The protein produced by the malaria parasite is called DHFR, which has made traditional, anti-malarial drugs increasingly ineffective during the past 30 years.
Researchers have known about the DHFR molecule for some time. But they have used one drug compound after another against the protein in an effort to make the parasite sensitive to anti-malarial drugs.
Now, researchers at Thailand's Biotec Institute and Edinburgh University in Scotland have isolated the mutated form of DHFR. Professor Malcolm Walkinshaw of Edinburgh University says they have taken very clear, detailed pictures of both normal DHFR and mutated DHFR.
"If you are fixing a machine or a car engine or something in the dark with no plans, this is like having the light turned on and being able to see the plans and see what you need to do," Professor Walkinshaw said.

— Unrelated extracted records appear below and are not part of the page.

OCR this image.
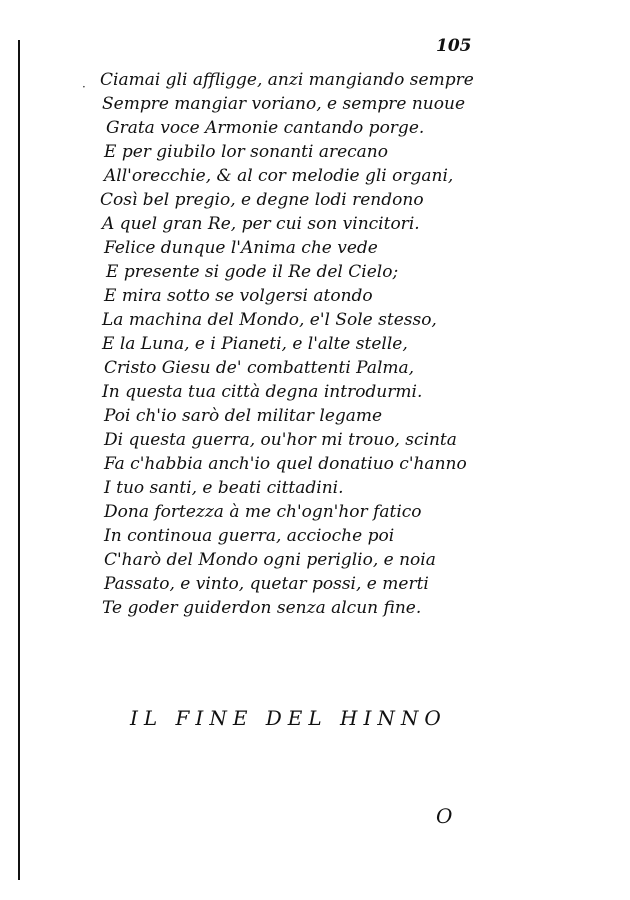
105
· Ciamai gli affligge, anzi mangiando sempre
Sempre mangiar voriano, e sempre nuoue
Grata voce Armonie cantando porge.
E per giubilo lor sonanti arecano
All'orecchie, & al cor melodie gli organi,
Così bel pregio, e degne lodi rendono
A quel gran Re, per cui son vincitori.
Felice dunque l'Anima che vede
E presente si gode il Re del Cielo;
E mira sotto se volgersi atondo
La machina del Mondo, e'l Sole stesso,
E la Luna, e i Pianeti, e l'alte stelle,
Cristo Giesu de' combattenti Palma,
In questa tua città degna introdurmi.
Poi ch'io sarò del militar legame
Di questa guerra, ou'hor mi trouo, scinta
Fa c'habbia anch'io quel donatiuo c'hanno
I tuo santi, e beati cittadini.
Dona fortezza à me ch'ogn'hor fatico
In continoua guerra, accioche poi
C'harò del Mondo ogni periglio, e noia
Passato, e vinto, quetar possi, e merti
Te goder guiderdon senza alcun fine.
IL FINE DEL HINNO
O
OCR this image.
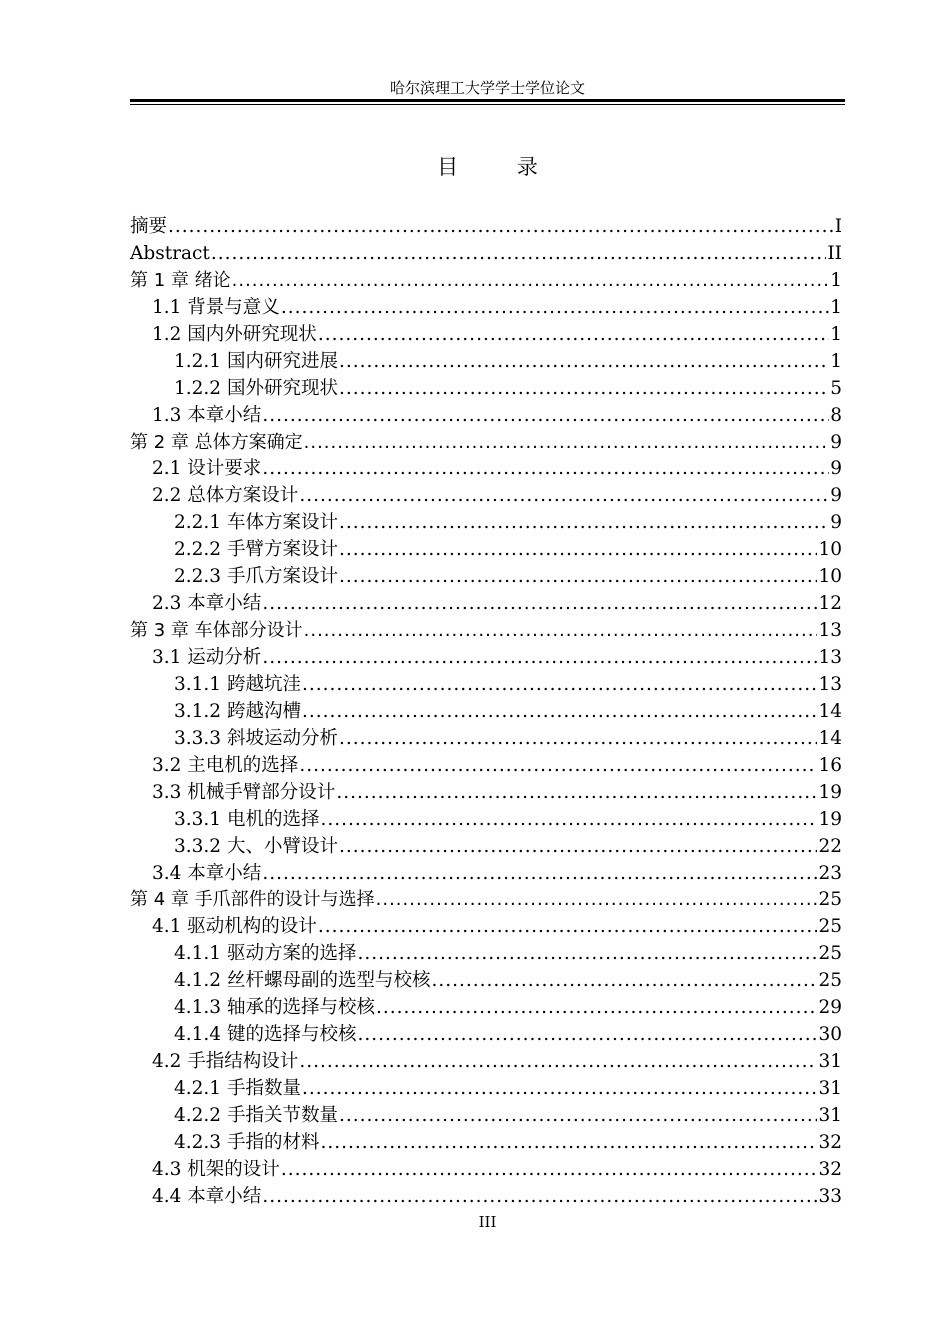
哈尔滨理工大学学士学位论文
目 录
摘要 .....	I
Abstract .....	II
第 1 章 绪论 .....	1
1.1 背景与意义 .....	1
1.2 国内外研究现状 .....	1
1.2.1 国内研究进展 .....	1
1.2.2 国外研究现状 .....	5
1.3 本章小结 .....	8
第 2 章 总体方案确定 .....	9
2.1 设计要求 .....	9
2.2 总体方案设计 .....	9
2.2.1 车体方案设计 .....	9
2.2.2 手臂方案设计 .....	10
2.2.3 手爪方案设计 .....	10
2.3 本章小结 .....	12
第 3 章 车体部分设计 .....	13
3.1 运动分析 .....	13
3.1.1 跨越坑洼 .....	13
3.1.2 跨越沟槽 .....	14
3.3.3 斜坡运动分析 .....	14
3.2 主电机的选择 .....	16
3.3 机械手臂部分设计 .....	19
3.3.1 电机的选择 .....	19
3.3.2 大、小臂设计 .....	22
3.4 本章小结 .....	23
第 4 章 手爪部件的设计与选择 .....	25
4.1 驱动机构的设计 .....	25
4.1.1 驱动方案的选择 .....	25
4.1.2 丝杆螺母副的选型与校核 .....	25
4.1.3 轴承的选择与校核 .....	29
4.1.4 键的选择与校核 .....	30
4.2 手指结构设计 .....	31
4.2.1 手指数量 .....	31
4.2.2 手指关节数量 .....	31
4.2.3 手指的材料 .....	32
4.3 机架的设计 .....	32
4.4 本章小结 .....	33
III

Professor Walkinshaw said researchers now have a complete, three-dimensional map of DHFR. The finding will help them develop or improve drugs that target specific places on the surface of the DHFR molecule to keep it from producing the stealth molecule.
"It gives us a very clear path to follow of what requirements we need on the new drug. Maybe it just needs small changes, small structural changes, in the existing types of molecules that will make them bind better and fit around these changes in the shape that the parasite has evolved," he said.
The team's findings were published in the journal Nature Structural Biology.
Professor Walkinshaw is certain the malaria parasite will eventually become resistant to new drugs that are likely to follow his work. But for the first time, scientists will have the chance to stay ahead of the parasite.